Deste modo, trago alguns artigos da literatura econômica sobre a relação entre infraestrutura e pobreza:
Jacoby (1998), estudando o caso do Nepal entre 1995 e 1996 constatou, através de estimativa não-paramétrica, que o investimento em rodovias no país (possibilitando acesso aos mercados locais pelos mais pobres) trazia benefícios médios para as famílias mais pobres, contribuindo para a redução da pobreza.
As descobertas para o Nepal sugerem que fornecer amplo acesso rodoviário aos mercados traria benefícios substanciais, em média, muitos deles indo para as famílias pobres.”
Balisacan, Pernia e Asra (2002), estudando a relação em províncias das Filipinas através de dados em painel, constatou que fatores (atuando de modo complementar) como infraestrutura, educação, reforma agrária e termos de troca foram fundamentais para o aumento do bem estar dos mais pobres, abaixo o quadro fazendo uma análise por quintis de renda:
Datt e Ravallion (1998), analisam para a Índia em nível estadual no período 1957-91, modelando a evolução para as várias medidas de pobreza, as diferenças nas taxas de pobreza entre a índia da década de 60 e 90, onde a redução desse indicador são atribuídos a fatores como infraestrutura e recursos humanos. Salientam que os estados que começaram melhor nesses indicadores tiveram uma redução da pobreza mais significativa no longo prazo.
Torero, Escobal e Saavedra (2001), no livro que analisa o retrato da pobreza na América Latina, mostra através de modelos econométricos, a importância que variáveis como acesso a crédito, propriedade de ativos e acesso a serviços públicos tem na redução da pobreza:
(…) No caso peruano, o estudo mostra a importância de variáveis como educação e tamanho da família para classificar a situação de pobreza de uma pessoa através da análise de modelos probit e regressões de gastos. A análise também confirma que acesso a crédito e posse de ativos que podem ser usados como garantia têm um efeito positivo nos gastos e na probabilidade de não ser pobre. Finalmente, evidências estatísticas mostraram um impacto semelhante de variáveis de capital público e organizacional, como participação em organizações e acesso a serviços públicos básicos, como água, esgoto, eletricidade e telefone. A esse respeito, a análise empírica é consistente com a visão de que a falta de acesso a certos ativos essenciais, que geram renda suficiente para empréstimos para uma parte da população, fundamenta o problema da pobreza”.
Embora a literatura seja escassa para o Brasil, há trabalhos que também investigam essa relação. Por exemplo, em um estudo realizado por professores das Universidades Federais de Viçosa e São João Del Rei, utilizando modelo de equações simultâneas, eles comprovam a eficiência dos gastos públicos em educação, saúde, estradas e energia quanto à melhora do capital humano e físico no país, impactando na redução da pobreza.
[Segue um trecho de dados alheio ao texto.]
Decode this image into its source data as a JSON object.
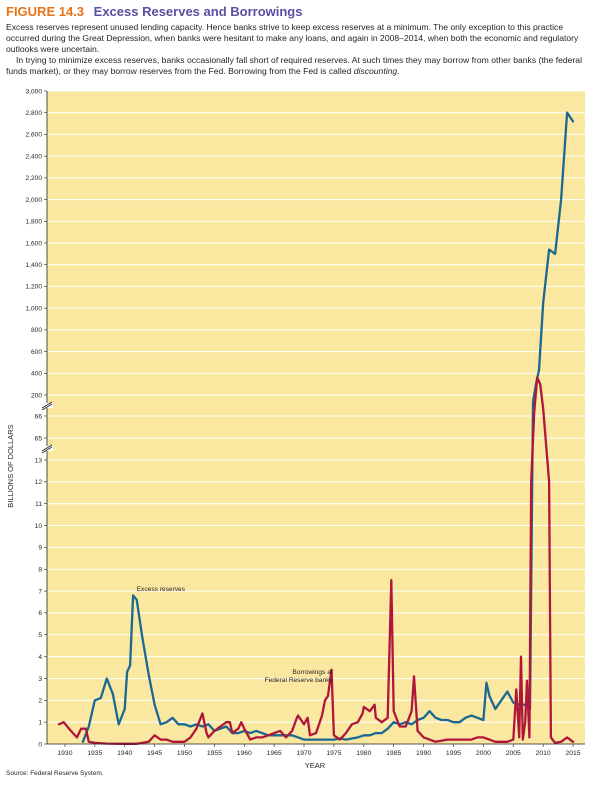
{
  "figure": {
    "label": "FIGURE 14.3",
    "title": "Excess Reserves and Borrowings",
    "caption_p1": "Excess reserves represent unused lending capacity. Hence banks strive to keep excess reserves at a minimum. The only exception to this practice occurred during the Great Depression, when banks were hesitant to make any loans, and again in 2008–2014, when both the economic and regulatory outlooks were uncertain.",
    "caption_p2_main": "In trying to minimize excess reserves, banks occasionally fall short of required reserves. At such times they may borrow from other banks (the federal funds market), or they may borrow reserves from the Fed. Borrowing from the Fed is called",
    "caption_p2_em": "discounting",
    "caption_p2_end": ".",
    "source": "Source: Federal Reserve System."
  },
  "chart_data": {
    "type": "line",
    "title": "",
    "xlabel": "YEAR",
    "ylabel": "BILLIONS OF DOLLARS",
    "xlim": [
      1927,
      2017
    ],
    "x_ticks": [
      1930,
      1935,
      1940,
      1945,
      1950,
      1955,
      1960,
      1965,
      1970,
      1975,
      1980,
      1985,
      1990,
      1995,
      2000,
      2005,
      2010,
      2015
    ],
    "y_axis_segments": [
      {
        "range": [
          0,
          13
        ],
        "ticks": [
          0,
          1,
          2,
          3,
          4,
          5,
          6,
          7,
          8,
          9,
          10,
          11,
          12,
          13
        ]
      },
      {
        "range": [
          65,
          66
        ],
        "ticks": [
          65,
          66
        ]
      },
      {
        "range": [
          200,
          3000
        ],
        "ticks": [
          200,
          400,
          600,
          800,
          1000,
          1200,
          1400,
          1600,
          1800,
          2000,
          2200,
          2400,
          2600,
          2800,
          3000
        ]
      }
    ],
    "y_tick_labels": [
      "0",
      "1",
      "2",
      "3",
      "4",
      "5",
      "6",
      "7",
      "8",
      "9",
      "10",
      "11",
      "12",
      "13",
      "65",
      "66",
      "200",
      "400",
      "600",
      "800",
      "1,000",
      "1,200",
      "1,400",
      "1,600",
      "1,800",
      "2,000",
      "2,200",
      "2,400",
      "2,600",
      "2,800",
      "3,000"
    ],
    "grid": "horizontal",
    "background_color": "#fbe8a0",
    "series": [
      {
        "name": "Excess reserves",
        "color": "#1b6891",
        "points": [
          [
            1933,
            0.1
          ],
          [
            1934,
            0.8
          ],
          [
            1935,
            2.0
          ],
          [
            1936,
            2.1
          ],
          [
            1937,
            3.0
          ],
          [
            1938,
            2.3
          ],
          [
            1939,
            0.9
          ],
          [
            1940,
            1.6
          ],
          [
            1940.4,
            3.3
          ],
          [
            1940.9,
            3.6
          ],
          [
            1941.4,
            6.8
          ],
          [
            1942,
            6.6
          ],
          [
            1943,
            4.8
          ],
          [
            1944,
            3.2
          ],
          [
            1945,
            1.8
          ],
          [
            1946,
            0.9
          ],
          [
            1947,
            1.0
          ],
          [
            1948,
            1.2
          ],
          [
            1949,
            0.9
          ],
          [
            1950,
            0.9
          ],
          [
            1951,
            0.8
          ],
          [
            1952,
            0.9
          ],
          [
            1953,
            0.8
          ],
          [
            1954,
            0.9
          ],
          [
            1955,
            0.6
          ],
          [
            1956,
            0.7
          ],
          [
            1957,
            0.8
          ],
          [
            1958,
            0.5
          ],
          [
            1959,
            0.5
          ],
          [
            1960,
            0.6
          ],
          [
            1961,
            0.5
          ],
          [
            1962,
            0.6
          ],
          [
            1963,
            0.5
          ],
          [
            1964,
            0.4
          ],
          [
            1965,
            0.4
          ],
          [
            1966,
            0.4
          ],
          [
            1967,
            0.4
          ],
          [
            1968,
            0.4
          ],
          [
            1969,
            0.3
          ],
          [
            1970,
            0.2
          ],
          [
            1971,
            0.2
          ],
          [
            1972,
            0.2
          ],
          [
            1973,
            0.2
          ],
          [
            1974,
            0.2
          ],
          [
            1975,
            0.2
          ],
          [
            1976,
            0.25
          ],
          [
            1977,
            0.2
          ],
          [
            1978,
            0.25
          ],
          [
            1979,
            0.3
          ],
          [
            1980,
            0.4
          ],
          [
            1981,
            0.4
          ],
          [
            1982,
            0.5
          ],
          [
            1983,
            0.5
          ],
          [
            1984,
            0.7
          ],
          [
            1985,
            1.0
          ],
          [
            1986,
            0.9
          ],
          [
            1987,
            1.0
          ],
          [
            1988,
            0.9
          ],
          [
            1989,
            1.1
          ],
          [
            1990,
            1.2
          ],
          [
            1991,
            1.5
          ],
          [
            1992,
            1.2
          ],
          [
            1993,
            1.1
          ],
          [
            1994,
            1.1
          ],
          [
            1995,
            1.0
          ],
          [
            1996,
            1.0
          ],
          [
            1997,
            1.2
          ],
          [
            1998,
            1.3
          ],
          [
            1999,
            1.2
          ],
          [
            2000,
            1.1
          ],
          [
            2000.5,
            2.8
          ],
          [
            2001,
            2.2
          ],
          [
            2002,
            1.6
          ],
          [
            2003,
            2.0
          ],
          [
            2004,
            2.4
          ],
          [
            2005,
            1.9
          ],
          [
            2006,
            1.8
          ],
          [
            2007,
            1.8
          ],
          [
            2007.8,
            1.6
          ],
          [
            2008.3,
            180
          ],
          [
            2008.8,
            300
          ],
          [
            2009.3,
            430
          ],
          [
            2010,
            1050
          ],
          [
            2011,
            1540
          ],
          [
            2012,
            1500
          ],
          [
            2013,
            2000
          ],
          [
            2014,
            2800
          ],
          [
            2015,
            2720
          ]
        ]
      },
      {
        "name": "Borrowings at Federal Reserve banks",
        "color": "#b0163a",
        "points": [
          [
            1929,
            0.9
          ],
          [
            1929.8,
            1.0
          ],
          [
            1931,
            0.6
          ],
          [
            1932,
            0.3
          ],
          [
            1932.7,
            0.7
          ],
          [
            1933.5,
            0.7
          ],
          [
            1934,
            0.1
          ],
          [
            1935,
            0.05
          ],
          [
            1937,
            0.02
          ],
          [
            1940,
            0.01
          ],
          [
            1942,
            0.01
          ],
          [
            1944,
            0.1
          ],
          [
            1945,
            0.4
          ],
          [
            1946,
            0.2
          ],
          [
            1947,
            0.2
          ],
          [
            1948,
            0.1
          ],
          [
            1949,
            0.1
          ],
          [
            1950,
            0.1
          ],
          [
            1951,
            0.3
          ],
          [
            1952,
            0.7
          ],
          [
            1953,
            1.4
          ],
          [
            1953.7,
            0.5
          ],
          [
            1954,
            0.3
          ],
          [
            1955,
            0.6
          ],
          [
            1956,
            0.8
          ],
          [
            1957,
            1.0
          ],
          [
            1957.6,
            1.0
          ],
          [
            1958,
            0.5
          ],
          [
            1959,
            0.7
          ],
          [
            1959.5,
            1.0
          ],
          [
            1960,
            0.7
          ],
          [
            1961,
            0.2
          ],
          [
            1962,
            0.3
          ],
          [
            1963,
            0.3
          ],
          [
            1964,
            0.4
          ],
          [
            1965,
            0.5
          ],
          [
            1966,
            0.6
          ],
          [
            1967,
            0.3
          ],
          [
            1968,
            0.6
          ],
          [
            1968.8,
            1.2
          ],
          [
            1969,
            1.3
          ],
          [
            1970,
            0.9
          ],
          [
            1970.6,
            1.2
          ],
          [
            1971,
            0.4
          ],
          [
            1972,
            0.5
          ],
          [
            1973,
            1.3
          ],
          [
            1973.5,
            2.0
          ],
          [
            1974,
            2.2
          ],
          [
            1974.6,
            3.4
          ],
          [
            1975,
            0.4
          ],
          [
            1976,
            0.2
          ],
          [
            1977,
            0.5
          ],
          [
            1978,
            0.9
          ],
          [
            1979,
            1.0
          ],
          [
            1979.8,
            1.4
          ],
          [
            1980,
            1.7
          ],
          [
            1981,
            1.5
          ],
          [
            1981.8,
            1.8
          ],
          [
            1982,
            1.2
          ],
          [
            1983,
            1.0
          ],
          [
            1984,
            1.2
          ],
          [
            1984.6,
            7.5
          ],
          [
            1985,
            1.5
          ],
          [
            1986,
            0.8
          ],
          [
            1987,
            0.8
          ],
          [
            1988,
            1.5
          ],
          [
            1988.4,
            3.1
          ],
          [
            1989,
            0.6
          ],
          [
            1990,
            0.3
          ],
          [
            1991,
            0.2
          ],
          [
            1992,
            0.1
          ],
          [
            1994,
            0.2
          ],
          [
            1995,
            0.2
          ],
          [
            1996,
            0.2
          ],
          [
            1998,
            0.2
          ],
          [
            1999,
            0.3
          ],
          [
            2000,
            0.3
          ],
          [
            2001,
            0.2
          ],
          [
            2002,
            0.1
          ],
          [
            2003,
            0.1
          ],
          [
            2004,
            0.1
          ],
          [
            2005,
            0.2
          ],
          [
            2005.5,
            2.5
          ],
          [
            2006,
            0.3
          ],
          [
            2006.3,
            4.0
          ],
          [
            2006.6,
            0.2
          ],
          [
            2007,
            1.0
          ],
          [
            2007.3,
            2.9
          ],
          [
            2007.7,
            0.3
          ],
          [
            2008,
            12.0
          ],
          [
            2008.5,
            150
          ],
          [
            2009,
            360
          ],
          [
            2009.5,
            300
          ],
          [
            2010,
            160
          ],
          [
            2011,
            12.0
          ],
          [
            2011.3,
            0.3
          ],
          [
            2012,
            0.05
          ],
          [
            2013,
            0.1
          ],
          [
            2014,
            0.3
          ],
          [
            2015,
            0.1
          ]
        ]
      }
    ],
    "annotations": [
      {
        "text": "Excess reserves",
        "x": 1942,
        "y": 7.0
      },
      {
        "lines": [
          "Borrowings at",
          "Federal Reserve banks"
        ],
        "x": 1974.8,
        "y": 3.2
      }
    ]
  }
}
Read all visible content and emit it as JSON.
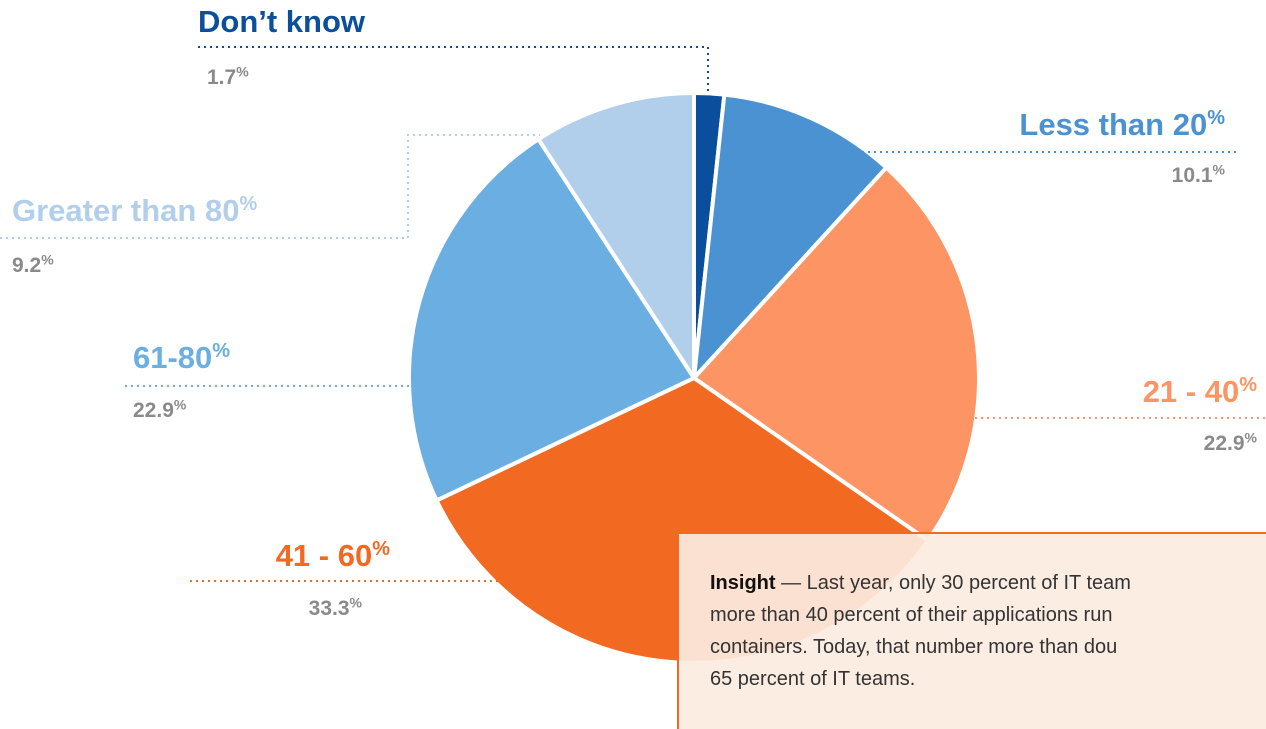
{
  "chart_data": {
    "type": "pie",
    "categories": [
      "Don’t know",
      "Less than 20%",
      "21 - 40%",
      "41 - 60%",
      "61-80%",
      "Greater than 80%"
    ],
    "values": [
      1.7,
      10.1,
      22.9,
      33.3,
      22.9,
      9.2
    ],
    "value_labels": [
      "1.7%",
      "10.1%",
      "22.9%",
      "33.3%",
      "22.9%",
      "9.2%"
    ],
    "colors": [
      "#0b4f9c",
      "#4a92d2",
      "#fd9463",
      "#f26a22",
      "#6baee1",
      "#b1cfea"
    ],
    "annotation": {
      "label": "Insight",
      "lines": [
        "— Last year, only 30 percent of IT team",
        "more than 40 percent of their applications run",
        "containers. Today, that number more than dou",
        "65 percent of IT teams."
      ]
    }
  }
}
Outro estudo, realizado por um professor da Universidade Federal do Ceará, utilizando um modelo para dados em painel dinâmico, estimado pelo método de momentos generalizados-sistema (MMG-S) em dois passos, detectaram uma relação bastante significativa entre investimento em infraestrutura em setores estratégicos da economia (transporte, energia, comunicação, saúde e saneamento) e redução da pobreza, conforme o quadro abaixo.
★★★
Se o objetivo é combater a pobreza, não há porque se contrapor a investimentos em infraestrutura, já que há uma ampla literatura apoiando a relação inversa que esse tem com a pobreza. Fora que a infraestrutura no Brasil é ridícula, prejudica a nossa produtividade e afugenta empresas do país, como o caso emblemático e recente da Ford.
Isso só se sustenta com base no mote: “acabou o dinheiro”, fundamentado numa visão equivocada sobre as finanças públicas, que mistura orçamento doméstico com orçamento público.